Education Is Big Business
The bottom line is education in Massachusetts , as in the rest of the country, is big business. Management negotiates with unions; school committees approves multimillion dollar budgets; State appointed Boards over see academic results; publishers sell books; food suppliers stock kitchens; testing companies evaluate progress and transportation companies bring our kids back and forth. It is an industrial complex similar to others in the country except that there is no significant customer outrage given its failing results.
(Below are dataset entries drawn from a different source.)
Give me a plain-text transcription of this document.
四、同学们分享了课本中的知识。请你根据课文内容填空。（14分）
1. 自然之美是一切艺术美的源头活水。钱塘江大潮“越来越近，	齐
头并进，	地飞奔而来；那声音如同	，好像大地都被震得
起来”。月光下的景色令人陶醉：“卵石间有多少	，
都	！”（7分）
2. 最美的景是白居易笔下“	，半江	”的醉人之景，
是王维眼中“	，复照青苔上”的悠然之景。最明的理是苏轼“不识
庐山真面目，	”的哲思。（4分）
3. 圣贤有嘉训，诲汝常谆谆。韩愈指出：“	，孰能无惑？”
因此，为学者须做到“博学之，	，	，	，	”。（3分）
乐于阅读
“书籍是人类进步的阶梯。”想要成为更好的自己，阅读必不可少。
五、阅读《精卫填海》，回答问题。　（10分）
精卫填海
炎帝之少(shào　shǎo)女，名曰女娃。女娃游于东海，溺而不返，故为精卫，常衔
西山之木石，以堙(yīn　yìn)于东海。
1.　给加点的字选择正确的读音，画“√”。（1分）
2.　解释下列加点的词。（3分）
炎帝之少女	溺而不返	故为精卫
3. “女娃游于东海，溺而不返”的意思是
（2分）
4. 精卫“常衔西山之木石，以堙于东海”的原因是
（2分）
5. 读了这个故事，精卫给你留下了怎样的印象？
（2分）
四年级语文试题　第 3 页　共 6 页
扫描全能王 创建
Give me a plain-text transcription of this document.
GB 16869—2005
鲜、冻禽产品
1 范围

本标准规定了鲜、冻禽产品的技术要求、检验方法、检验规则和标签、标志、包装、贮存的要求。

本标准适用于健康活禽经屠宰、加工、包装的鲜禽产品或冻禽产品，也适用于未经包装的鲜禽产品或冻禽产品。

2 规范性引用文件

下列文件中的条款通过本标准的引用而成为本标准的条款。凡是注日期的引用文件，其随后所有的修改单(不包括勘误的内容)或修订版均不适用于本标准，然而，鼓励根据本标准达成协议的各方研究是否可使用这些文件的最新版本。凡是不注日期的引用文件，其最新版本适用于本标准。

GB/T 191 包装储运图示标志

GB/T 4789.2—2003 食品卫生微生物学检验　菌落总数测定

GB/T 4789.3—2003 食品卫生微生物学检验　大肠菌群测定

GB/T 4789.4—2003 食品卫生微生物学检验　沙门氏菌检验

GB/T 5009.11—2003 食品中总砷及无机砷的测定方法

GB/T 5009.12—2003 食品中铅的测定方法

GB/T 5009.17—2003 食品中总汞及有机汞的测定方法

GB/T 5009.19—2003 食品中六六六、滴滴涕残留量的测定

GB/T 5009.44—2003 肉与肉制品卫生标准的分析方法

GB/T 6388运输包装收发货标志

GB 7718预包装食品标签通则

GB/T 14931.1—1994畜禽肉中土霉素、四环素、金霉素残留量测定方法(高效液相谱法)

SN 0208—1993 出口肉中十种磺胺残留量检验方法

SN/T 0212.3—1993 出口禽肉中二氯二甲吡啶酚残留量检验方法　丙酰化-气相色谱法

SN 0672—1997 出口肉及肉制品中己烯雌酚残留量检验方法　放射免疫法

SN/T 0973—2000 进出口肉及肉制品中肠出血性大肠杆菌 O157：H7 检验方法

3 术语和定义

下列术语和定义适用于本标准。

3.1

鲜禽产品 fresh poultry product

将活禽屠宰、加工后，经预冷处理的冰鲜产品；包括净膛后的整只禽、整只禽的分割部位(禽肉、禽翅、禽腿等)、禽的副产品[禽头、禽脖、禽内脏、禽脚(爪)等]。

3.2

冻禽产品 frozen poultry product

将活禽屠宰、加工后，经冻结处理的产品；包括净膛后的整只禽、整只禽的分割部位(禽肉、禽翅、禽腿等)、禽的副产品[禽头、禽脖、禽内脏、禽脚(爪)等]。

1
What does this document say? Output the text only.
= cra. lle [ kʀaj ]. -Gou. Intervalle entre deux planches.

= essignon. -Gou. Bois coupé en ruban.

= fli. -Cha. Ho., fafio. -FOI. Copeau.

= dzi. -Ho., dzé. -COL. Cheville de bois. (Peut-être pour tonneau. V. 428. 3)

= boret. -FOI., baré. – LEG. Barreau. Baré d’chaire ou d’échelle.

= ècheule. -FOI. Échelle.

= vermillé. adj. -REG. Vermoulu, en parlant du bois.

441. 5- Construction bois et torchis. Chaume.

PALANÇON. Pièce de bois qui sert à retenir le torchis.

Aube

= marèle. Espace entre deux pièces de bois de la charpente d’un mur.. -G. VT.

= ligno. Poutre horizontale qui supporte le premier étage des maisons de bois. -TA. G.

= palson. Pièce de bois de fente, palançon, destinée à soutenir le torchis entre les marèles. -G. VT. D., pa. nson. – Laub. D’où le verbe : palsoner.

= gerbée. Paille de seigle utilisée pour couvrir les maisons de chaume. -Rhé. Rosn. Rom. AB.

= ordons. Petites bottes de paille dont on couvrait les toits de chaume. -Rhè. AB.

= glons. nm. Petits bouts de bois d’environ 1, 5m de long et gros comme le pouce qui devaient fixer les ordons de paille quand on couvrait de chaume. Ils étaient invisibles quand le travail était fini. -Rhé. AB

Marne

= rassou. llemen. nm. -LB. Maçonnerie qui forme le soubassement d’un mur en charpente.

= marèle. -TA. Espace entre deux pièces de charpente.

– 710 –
Imagine the public outcry if 50% of the rifles or missiles purchased by the military industrial complex failed to fire on the battle field. Or 50% of the jet planes landing at our airports crashed. Or 50% of the patients entering a hospital for care got worse. Maintaining an industry in which a 50% failure rate is acceptable is unheard of. Even after a small plane crash, the National Transportation Safety Board (NTSB) sends a team to investigate, to determine causes and propose, if necessary , corrective actions which the FAA may impose immediately on the industry it regulates. But in education, we have readily accepted a failure rate of 50% or more.
The children most impacted are of course those that have the least amount of representation and voice. The poor, the minorities, the disenfranchised send their kids off to public school ignorant of a fact that is well known but unspoken by many of the more affluent and aware. Each child that walks through the door of a public school building represents a dollar allocation from the state. In one of the more affluent towns such as Andover the average per student expenditure on public school is roughly the same as in the lower income communities of Lawrence and Lowell. But the results are vastly different. Looking at the key measures of high school graduation rates we see that Andover’s respectable rate of 95% far exceeds Lawrence’s rate of 35% and Lowell’s rate of 74%.
If we look at MCAS scores we will see that this disparity starts early in the student’s school life. MCAS passing scores for 4th graders in math for Andover are 74% while in Lawrence and Lowell they are 29%. Many explanations have been suggested which rationalize this disparity including the language barriers inherent in poorer Hispanic and immigrant communities. But further exploration of the data may refute that argument when academic results in the Greenfield district are considered.